Trotter believes otherwise, as he should. He said on “Brother From Another” that he believes his questioning played a role in his dismissal, saying he would elaborate at a later date.


“I will have a lot to say about it at the appropriate time, which is not now,” Trotter told host Michael Holley. “What I will say now is that journalism matters, and holding people who are in power accountable matters.”

Trotter long ago proved he was the kind of reporter willing to do so. He’s the kind of journalist any serious newsroom should covet.

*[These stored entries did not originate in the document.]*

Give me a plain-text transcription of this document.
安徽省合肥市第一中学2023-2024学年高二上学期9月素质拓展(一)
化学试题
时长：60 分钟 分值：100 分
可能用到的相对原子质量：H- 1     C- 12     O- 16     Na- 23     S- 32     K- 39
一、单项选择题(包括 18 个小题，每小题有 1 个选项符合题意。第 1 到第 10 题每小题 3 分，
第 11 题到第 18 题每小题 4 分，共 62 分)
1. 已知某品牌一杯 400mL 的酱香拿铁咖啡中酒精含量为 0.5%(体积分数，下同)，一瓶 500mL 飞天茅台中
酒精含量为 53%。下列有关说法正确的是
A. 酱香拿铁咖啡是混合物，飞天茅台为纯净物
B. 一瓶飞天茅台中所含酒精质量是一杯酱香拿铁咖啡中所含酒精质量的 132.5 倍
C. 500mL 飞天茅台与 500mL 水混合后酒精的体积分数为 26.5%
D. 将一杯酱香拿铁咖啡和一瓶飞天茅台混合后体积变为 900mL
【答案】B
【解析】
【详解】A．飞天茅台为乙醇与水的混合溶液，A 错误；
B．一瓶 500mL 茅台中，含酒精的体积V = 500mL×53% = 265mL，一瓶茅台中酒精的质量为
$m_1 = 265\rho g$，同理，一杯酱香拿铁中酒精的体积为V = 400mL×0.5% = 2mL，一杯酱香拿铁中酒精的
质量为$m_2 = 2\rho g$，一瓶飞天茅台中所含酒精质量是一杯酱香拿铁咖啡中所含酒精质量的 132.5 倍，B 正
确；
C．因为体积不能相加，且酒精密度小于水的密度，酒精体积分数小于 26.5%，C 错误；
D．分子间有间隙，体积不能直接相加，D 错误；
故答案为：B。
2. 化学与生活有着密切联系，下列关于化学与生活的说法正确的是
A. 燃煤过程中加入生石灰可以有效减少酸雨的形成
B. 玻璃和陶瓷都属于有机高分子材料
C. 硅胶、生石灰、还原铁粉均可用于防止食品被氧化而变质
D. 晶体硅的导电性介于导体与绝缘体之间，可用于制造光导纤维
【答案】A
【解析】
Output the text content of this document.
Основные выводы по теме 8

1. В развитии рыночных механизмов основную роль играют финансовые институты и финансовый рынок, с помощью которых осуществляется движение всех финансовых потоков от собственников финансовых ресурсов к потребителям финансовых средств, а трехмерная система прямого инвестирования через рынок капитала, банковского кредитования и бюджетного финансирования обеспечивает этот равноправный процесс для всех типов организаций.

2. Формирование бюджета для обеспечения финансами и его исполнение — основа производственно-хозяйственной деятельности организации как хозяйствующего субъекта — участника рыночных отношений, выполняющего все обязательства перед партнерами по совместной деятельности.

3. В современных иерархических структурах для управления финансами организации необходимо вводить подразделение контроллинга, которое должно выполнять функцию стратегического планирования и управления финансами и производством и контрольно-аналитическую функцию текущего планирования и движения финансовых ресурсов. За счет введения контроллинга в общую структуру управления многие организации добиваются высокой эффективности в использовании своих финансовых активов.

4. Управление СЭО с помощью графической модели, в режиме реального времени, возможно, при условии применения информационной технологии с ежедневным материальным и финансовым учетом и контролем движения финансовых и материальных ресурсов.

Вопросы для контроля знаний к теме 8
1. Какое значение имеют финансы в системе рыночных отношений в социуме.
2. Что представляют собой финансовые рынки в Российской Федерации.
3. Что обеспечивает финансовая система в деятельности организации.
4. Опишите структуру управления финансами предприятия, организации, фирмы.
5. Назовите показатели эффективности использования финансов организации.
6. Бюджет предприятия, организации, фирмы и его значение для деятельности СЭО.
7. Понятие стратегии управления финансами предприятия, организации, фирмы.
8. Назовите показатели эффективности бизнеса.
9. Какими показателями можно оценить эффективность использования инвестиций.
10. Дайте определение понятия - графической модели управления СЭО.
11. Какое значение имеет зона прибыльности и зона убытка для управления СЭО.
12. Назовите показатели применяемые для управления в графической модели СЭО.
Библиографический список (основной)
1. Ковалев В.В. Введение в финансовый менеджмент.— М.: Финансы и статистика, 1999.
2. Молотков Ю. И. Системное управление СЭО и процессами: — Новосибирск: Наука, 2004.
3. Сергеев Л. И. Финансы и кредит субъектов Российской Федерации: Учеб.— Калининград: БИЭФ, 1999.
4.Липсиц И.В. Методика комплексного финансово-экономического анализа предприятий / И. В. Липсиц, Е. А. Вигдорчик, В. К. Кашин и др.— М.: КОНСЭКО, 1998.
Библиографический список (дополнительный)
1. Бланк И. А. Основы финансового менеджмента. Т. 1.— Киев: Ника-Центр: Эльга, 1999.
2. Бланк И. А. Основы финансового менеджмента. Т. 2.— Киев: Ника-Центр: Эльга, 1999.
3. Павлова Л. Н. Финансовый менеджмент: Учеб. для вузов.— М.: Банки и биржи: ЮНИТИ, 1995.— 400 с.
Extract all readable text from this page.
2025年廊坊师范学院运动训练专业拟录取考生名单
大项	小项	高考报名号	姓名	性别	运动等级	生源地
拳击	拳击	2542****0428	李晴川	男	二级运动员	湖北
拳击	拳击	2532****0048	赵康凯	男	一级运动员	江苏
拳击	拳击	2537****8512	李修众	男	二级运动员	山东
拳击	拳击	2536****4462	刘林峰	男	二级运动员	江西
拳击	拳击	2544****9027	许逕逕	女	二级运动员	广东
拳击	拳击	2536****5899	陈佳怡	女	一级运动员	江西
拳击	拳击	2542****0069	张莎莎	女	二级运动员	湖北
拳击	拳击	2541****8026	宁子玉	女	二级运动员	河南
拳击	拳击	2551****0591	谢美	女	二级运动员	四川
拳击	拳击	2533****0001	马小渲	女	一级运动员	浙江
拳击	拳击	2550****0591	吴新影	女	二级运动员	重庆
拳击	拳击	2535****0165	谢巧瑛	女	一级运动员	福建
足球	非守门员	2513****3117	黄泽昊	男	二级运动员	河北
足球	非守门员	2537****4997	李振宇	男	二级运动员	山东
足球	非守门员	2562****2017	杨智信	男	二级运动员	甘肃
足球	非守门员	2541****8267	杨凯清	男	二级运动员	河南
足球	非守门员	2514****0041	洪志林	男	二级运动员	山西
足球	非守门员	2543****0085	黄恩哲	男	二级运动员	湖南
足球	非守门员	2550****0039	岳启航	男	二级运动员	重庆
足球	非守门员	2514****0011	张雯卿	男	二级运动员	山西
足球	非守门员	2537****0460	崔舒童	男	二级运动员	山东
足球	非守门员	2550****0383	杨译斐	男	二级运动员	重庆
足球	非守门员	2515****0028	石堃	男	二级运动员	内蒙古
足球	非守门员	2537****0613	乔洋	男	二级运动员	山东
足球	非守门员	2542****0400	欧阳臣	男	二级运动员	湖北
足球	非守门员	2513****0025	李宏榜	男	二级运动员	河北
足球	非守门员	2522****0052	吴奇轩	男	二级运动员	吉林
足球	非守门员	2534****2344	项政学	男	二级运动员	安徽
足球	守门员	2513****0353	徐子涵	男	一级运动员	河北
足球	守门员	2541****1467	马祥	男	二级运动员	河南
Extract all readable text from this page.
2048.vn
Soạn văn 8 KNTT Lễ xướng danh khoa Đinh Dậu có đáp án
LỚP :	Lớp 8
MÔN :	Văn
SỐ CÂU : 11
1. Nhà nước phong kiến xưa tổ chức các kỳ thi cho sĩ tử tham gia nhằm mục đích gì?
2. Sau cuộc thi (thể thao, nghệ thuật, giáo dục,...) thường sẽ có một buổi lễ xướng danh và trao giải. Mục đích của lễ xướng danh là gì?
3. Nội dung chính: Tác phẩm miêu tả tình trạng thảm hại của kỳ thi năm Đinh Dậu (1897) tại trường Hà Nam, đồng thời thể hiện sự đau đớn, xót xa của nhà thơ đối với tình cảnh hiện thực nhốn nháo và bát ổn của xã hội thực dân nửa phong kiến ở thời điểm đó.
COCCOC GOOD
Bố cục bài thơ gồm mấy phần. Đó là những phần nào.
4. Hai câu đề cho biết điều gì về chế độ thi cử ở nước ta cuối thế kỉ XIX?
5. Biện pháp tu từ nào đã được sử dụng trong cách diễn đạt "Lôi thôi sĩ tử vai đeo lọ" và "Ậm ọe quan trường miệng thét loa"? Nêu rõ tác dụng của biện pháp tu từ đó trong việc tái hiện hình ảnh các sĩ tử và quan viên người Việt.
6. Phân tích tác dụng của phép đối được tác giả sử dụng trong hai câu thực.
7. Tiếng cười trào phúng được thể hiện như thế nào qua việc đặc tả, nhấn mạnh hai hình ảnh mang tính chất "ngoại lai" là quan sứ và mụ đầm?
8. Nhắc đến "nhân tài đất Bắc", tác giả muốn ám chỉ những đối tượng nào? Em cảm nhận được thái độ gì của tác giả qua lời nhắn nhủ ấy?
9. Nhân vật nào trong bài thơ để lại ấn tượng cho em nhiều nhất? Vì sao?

We know what Roger Goodell is, too. Accountable is an antonym of the first words that come to mind.

Poor decision

It’s a shame that the NFL Network didn’t have the sense to keep Giardi around. The former NECN and NBC Sports Boston reporter and anchor is one of the hardest-working and respected reporters covering the NFL. Many of his assignments involved covering the Patriots, a wise way for the network to deploy him given how plugged in he is in Foxborough and how levelheaded he was in his coverage. Giardi deserves a high-profile landing spot. ESPN would be an ideal fit, but it is reportedly facing layoffs, too … Thought Ryan Johnston was an excellent fit as the third voice recently on “Toucher and Rich.” I’d like to hear him more often on that show … Those occasional Celtics broadcasts on NBC Sports Boston that lack a traditional play-by-voice would be much more enjoyable if someone would tell Brian Scalabrine to limit his play-by-play to telling us who scored and reacting to highlight plays. Johnny Most, he ain’t. (Donny Most? That I can see.)